Liebe Leserin, lieber Leser, in dieser Ausgabe findet ihr zunächst eine Einschätzung von uns über die schwierige und unübersichtliche Lage in Syrien (Seite 1) und einen Artikel über die Rolle des deutschen Imperialismus heute (Seite 3). Zudem haben wir für euch eine kurze Auswertung der Parlamentswahl in Griechenland (Seite 6) und einen bericht über die militanten Arbeitskämpfe in Spanien (Seite 7). Viel Spaß beim lesen...

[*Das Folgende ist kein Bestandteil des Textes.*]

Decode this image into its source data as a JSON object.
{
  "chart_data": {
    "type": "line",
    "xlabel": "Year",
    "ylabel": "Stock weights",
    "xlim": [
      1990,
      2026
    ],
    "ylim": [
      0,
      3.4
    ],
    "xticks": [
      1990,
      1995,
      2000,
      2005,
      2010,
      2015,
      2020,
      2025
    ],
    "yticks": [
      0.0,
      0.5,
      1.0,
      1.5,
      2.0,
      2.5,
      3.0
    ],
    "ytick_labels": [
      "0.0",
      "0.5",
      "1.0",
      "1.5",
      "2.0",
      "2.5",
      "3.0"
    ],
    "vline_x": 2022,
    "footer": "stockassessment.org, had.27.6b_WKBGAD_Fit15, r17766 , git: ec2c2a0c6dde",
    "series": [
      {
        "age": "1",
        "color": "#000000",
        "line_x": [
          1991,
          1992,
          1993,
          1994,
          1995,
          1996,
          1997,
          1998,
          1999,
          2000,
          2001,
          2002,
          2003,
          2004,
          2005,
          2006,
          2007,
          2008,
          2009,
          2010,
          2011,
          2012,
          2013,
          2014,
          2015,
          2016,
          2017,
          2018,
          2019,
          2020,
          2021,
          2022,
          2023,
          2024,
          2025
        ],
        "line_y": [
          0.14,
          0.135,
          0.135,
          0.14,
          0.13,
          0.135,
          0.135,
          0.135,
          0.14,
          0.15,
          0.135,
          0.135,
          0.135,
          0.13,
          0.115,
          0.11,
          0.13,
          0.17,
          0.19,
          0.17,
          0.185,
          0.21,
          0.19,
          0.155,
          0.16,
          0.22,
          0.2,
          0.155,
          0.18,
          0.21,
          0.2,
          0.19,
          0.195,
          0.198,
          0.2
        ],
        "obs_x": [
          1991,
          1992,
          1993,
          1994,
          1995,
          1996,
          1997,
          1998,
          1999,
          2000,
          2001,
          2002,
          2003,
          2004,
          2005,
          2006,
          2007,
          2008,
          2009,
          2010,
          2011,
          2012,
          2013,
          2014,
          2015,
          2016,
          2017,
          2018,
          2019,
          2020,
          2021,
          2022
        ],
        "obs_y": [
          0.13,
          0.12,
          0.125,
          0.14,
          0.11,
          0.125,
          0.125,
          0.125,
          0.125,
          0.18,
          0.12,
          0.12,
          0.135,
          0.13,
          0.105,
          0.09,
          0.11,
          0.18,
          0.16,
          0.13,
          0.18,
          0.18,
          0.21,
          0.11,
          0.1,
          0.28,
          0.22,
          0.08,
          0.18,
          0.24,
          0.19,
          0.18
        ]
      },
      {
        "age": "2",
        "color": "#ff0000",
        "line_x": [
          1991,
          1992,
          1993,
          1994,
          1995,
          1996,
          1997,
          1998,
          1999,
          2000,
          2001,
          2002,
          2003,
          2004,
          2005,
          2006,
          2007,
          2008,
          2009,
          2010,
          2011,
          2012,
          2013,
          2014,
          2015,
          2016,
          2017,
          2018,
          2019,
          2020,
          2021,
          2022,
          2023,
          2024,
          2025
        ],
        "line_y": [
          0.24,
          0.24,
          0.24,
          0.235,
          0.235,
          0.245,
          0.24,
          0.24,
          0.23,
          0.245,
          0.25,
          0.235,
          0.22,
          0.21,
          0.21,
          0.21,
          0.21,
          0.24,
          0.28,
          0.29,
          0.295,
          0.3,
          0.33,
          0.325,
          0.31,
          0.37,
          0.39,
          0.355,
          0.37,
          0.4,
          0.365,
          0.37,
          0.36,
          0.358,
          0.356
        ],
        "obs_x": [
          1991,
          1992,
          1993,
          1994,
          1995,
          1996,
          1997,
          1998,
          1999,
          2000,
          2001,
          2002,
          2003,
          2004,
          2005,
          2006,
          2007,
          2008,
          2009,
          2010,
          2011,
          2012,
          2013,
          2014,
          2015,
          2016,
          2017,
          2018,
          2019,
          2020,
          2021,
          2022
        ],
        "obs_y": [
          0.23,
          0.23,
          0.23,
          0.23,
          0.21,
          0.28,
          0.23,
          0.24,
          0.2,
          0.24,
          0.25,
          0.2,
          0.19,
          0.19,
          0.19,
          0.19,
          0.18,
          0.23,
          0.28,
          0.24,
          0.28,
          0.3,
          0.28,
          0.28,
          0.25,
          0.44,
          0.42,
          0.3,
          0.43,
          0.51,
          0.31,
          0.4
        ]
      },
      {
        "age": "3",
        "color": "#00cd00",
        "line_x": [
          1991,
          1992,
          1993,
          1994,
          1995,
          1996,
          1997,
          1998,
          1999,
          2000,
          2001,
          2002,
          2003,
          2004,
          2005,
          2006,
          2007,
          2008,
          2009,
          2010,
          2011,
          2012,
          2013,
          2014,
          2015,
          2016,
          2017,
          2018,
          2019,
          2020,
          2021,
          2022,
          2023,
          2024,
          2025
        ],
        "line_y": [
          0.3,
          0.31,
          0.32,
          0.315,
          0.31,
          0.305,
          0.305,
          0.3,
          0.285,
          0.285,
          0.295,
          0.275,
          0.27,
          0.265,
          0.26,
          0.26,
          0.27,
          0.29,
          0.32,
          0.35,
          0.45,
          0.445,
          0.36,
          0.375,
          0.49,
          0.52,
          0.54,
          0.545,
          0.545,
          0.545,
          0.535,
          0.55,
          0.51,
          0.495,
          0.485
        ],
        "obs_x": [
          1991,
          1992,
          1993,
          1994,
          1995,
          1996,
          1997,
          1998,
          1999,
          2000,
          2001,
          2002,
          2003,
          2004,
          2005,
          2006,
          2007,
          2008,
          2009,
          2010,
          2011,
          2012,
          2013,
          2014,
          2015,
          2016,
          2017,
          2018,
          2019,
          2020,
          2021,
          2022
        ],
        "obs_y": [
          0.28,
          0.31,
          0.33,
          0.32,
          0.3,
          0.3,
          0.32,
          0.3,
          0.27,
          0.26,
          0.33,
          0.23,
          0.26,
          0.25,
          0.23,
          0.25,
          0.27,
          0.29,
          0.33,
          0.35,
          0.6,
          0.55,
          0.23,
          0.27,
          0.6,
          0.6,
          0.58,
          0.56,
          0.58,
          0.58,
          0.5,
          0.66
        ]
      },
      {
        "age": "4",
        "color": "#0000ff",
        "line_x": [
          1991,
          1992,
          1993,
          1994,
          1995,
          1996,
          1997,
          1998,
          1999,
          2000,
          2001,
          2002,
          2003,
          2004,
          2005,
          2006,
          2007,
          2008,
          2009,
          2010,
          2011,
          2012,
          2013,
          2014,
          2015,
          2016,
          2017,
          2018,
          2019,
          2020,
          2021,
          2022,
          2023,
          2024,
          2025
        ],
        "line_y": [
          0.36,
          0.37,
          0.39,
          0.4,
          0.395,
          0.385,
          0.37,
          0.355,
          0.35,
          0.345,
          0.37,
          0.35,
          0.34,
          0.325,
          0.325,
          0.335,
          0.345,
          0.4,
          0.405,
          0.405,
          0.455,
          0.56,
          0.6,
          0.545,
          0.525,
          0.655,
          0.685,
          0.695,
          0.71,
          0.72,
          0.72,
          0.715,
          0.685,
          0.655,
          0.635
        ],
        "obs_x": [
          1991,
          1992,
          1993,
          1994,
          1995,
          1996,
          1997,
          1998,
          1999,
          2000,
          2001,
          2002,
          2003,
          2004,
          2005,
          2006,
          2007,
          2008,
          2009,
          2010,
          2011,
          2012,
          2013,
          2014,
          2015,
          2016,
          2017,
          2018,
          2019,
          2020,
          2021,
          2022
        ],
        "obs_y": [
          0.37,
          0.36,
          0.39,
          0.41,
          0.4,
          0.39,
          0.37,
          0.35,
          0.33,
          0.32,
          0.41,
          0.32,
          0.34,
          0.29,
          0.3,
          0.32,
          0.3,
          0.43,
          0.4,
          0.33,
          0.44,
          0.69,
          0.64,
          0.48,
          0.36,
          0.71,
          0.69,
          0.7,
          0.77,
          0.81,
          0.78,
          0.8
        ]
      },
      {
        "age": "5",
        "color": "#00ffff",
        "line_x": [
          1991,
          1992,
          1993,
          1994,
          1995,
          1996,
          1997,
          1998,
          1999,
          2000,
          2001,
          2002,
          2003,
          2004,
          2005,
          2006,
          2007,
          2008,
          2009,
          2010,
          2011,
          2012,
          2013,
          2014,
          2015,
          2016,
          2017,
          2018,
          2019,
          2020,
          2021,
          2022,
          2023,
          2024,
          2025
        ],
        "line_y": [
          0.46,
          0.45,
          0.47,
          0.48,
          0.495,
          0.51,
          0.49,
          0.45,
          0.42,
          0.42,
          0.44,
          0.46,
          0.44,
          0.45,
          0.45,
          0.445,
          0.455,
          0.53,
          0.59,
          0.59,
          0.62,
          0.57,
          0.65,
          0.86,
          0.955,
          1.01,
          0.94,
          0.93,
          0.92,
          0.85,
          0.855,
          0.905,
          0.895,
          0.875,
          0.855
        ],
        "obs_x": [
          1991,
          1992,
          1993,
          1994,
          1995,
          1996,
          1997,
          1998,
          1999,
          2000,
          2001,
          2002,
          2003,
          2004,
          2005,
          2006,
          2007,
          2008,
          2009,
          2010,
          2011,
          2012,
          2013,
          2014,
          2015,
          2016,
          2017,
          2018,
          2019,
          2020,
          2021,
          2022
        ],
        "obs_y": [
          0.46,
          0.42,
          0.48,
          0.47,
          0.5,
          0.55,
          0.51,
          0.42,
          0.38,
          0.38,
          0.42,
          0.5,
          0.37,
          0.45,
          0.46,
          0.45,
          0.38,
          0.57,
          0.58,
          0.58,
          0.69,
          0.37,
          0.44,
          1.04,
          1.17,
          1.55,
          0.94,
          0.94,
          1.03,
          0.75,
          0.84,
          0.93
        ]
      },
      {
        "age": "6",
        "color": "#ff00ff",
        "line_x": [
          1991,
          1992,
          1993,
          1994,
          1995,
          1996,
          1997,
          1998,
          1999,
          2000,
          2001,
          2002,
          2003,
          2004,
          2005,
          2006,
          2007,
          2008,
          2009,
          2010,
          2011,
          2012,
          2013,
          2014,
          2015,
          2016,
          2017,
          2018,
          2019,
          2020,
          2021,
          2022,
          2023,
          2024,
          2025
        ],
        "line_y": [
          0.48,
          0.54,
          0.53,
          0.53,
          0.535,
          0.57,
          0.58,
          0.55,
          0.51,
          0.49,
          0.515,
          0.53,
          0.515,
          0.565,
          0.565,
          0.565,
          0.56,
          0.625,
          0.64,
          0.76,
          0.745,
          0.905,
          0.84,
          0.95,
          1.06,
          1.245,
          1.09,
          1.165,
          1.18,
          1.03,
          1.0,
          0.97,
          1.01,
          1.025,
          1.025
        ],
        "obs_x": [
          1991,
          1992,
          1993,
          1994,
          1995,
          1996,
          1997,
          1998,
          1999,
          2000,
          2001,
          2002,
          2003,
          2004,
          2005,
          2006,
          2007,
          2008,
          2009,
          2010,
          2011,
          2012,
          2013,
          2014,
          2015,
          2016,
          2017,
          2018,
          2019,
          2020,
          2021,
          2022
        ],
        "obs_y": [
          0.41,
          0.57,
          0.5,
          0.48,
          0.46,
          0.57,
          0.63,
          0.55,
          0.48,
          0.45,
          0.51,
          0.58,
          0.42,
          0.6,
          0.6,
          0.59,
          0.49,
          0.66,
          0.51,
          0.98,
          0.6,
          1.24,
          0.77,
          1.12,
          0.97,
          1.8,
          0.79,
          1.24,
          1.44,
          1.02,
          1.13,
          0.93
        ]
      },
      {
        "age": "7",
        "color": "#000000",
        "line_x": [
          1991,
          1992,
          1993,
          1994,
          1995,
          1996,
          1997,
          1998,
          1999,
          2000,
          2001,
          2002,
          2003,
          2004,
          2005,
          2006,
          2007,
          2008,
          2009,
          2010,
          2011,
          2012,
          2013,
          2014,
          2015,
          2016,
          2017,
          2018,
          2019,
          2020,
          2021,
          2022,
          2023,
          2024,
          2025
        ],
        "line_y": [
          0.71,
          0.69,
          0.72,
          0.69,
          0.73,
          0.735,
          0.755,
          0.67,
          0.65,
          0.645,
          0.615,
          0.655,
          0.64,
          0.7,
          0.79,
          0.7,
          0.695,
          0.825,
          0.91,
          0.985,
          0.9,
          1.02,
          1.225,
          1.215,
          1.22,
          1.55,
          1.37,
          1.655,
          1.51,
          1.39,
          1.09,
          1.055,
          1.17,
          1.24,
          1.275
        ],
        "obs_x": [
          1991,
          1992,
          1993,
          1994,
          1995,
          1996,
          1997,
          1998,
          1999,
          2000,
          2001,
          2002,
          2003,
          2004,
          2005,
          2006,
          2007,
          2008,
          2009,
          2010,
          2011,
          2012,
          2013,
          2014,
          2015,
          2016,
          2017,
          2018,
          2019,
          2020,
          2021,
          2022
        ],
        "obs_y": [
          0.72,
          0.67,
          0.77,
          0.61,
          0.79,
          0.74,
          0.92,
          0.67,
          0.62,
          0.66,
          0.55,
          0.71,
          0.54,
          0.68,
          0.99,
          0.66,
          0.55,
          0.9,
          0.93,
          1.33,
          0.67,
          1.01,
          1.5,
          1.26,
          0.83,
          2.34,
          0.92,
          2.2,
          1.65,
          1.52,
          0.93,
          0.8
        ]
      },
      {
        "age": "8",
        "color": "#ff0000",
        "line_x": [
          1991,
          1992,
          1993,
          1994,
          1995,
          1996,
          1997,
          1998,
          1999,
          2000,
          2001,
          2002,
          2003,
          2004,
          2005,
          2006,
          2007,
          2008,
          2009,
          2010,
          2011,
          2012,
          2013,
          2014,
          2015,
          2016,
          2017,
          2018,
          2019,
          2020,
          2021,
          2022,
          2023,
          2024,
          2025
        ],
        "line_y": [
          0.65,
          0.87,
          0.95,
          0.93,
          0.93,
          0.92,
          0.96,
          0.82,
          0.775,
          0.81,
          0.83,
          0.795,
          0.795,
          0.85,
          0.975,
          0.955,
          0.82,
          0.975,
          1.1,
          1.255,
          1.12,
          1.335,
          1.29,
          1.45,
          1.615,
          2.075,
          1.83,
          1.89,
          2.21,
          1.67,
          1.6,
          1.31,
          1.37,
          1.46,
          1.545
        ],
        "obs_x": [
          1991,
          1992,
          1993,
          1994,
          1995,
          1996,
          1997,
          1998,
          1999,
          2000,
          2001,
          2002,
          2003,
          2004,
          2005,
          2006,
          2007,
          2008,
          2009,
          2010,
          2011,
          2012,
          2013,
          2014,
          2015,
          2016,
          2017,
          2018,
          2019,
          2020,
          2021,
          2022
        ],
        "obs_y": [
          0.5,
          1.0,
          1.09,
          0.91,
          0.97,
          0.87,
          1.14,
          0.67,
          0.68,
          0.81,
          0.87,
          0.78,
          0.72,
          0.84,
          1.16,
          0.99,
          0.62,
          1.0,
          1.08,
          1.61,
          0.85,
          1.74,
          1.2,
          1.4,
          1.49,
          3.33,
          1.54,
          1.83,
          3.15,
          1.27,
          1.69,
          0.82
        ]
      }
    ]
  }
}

// Zur Situation in Syrien //

Hände weg von Syrien!
Seit dem es im März 2011 zu Massendemonstrationen in vielen Städten in Syrien kam und so der Funke des Widerstands von Ägypten und Tunesien übersprang, ist viel geschehen in dem arabischen Land. Von Anfang an ging das Regime unter der Führung von Präsident Baschar al-Assad mit Waffengewalt gegen die Demonstrationen vor und lies tausende DemonstrantInnen durch Scharfschützen und Maschinengewehrsalven hinrichten. Als Reaktion darauf wurden syrische Diplomaten aus westlichen Ländern ausgewiesen und allein die EU verhängte 16 mal wirtschaftliche Sanktionen gegen Syrien. Schauen wir uns das politische System in Syrien und die Gründe aus denen die Menschen in Syrien trotz Lebensgefahr auf die Straße gehen mal etwas genauer an. Bis zur Verfassungsänderung Anfang 2012 (welche die Massen beruhigen sollte) war Syrien eine demokratisch sozialistische Republik. In der Regierungskoalition, der „Nationalen Progressiven Front“ sind neben der domminierenden Arabischen Sozialistischen Baath-Partei noch sechs weitere sozialistische Parteien und eine kommunistische. Die vor allem in staatlicher Hand liegende Wirtschaft wurde durch einen Fünfjahresplan geleitet. War Syrien also eine sozialistische Republik unter der Führung (Diktatur) des Proletariats und die Demonstrierenden lediglich für den konterrevolutionären Umsturz bzw. die Einführung eines kapitalistischen Staatssystems?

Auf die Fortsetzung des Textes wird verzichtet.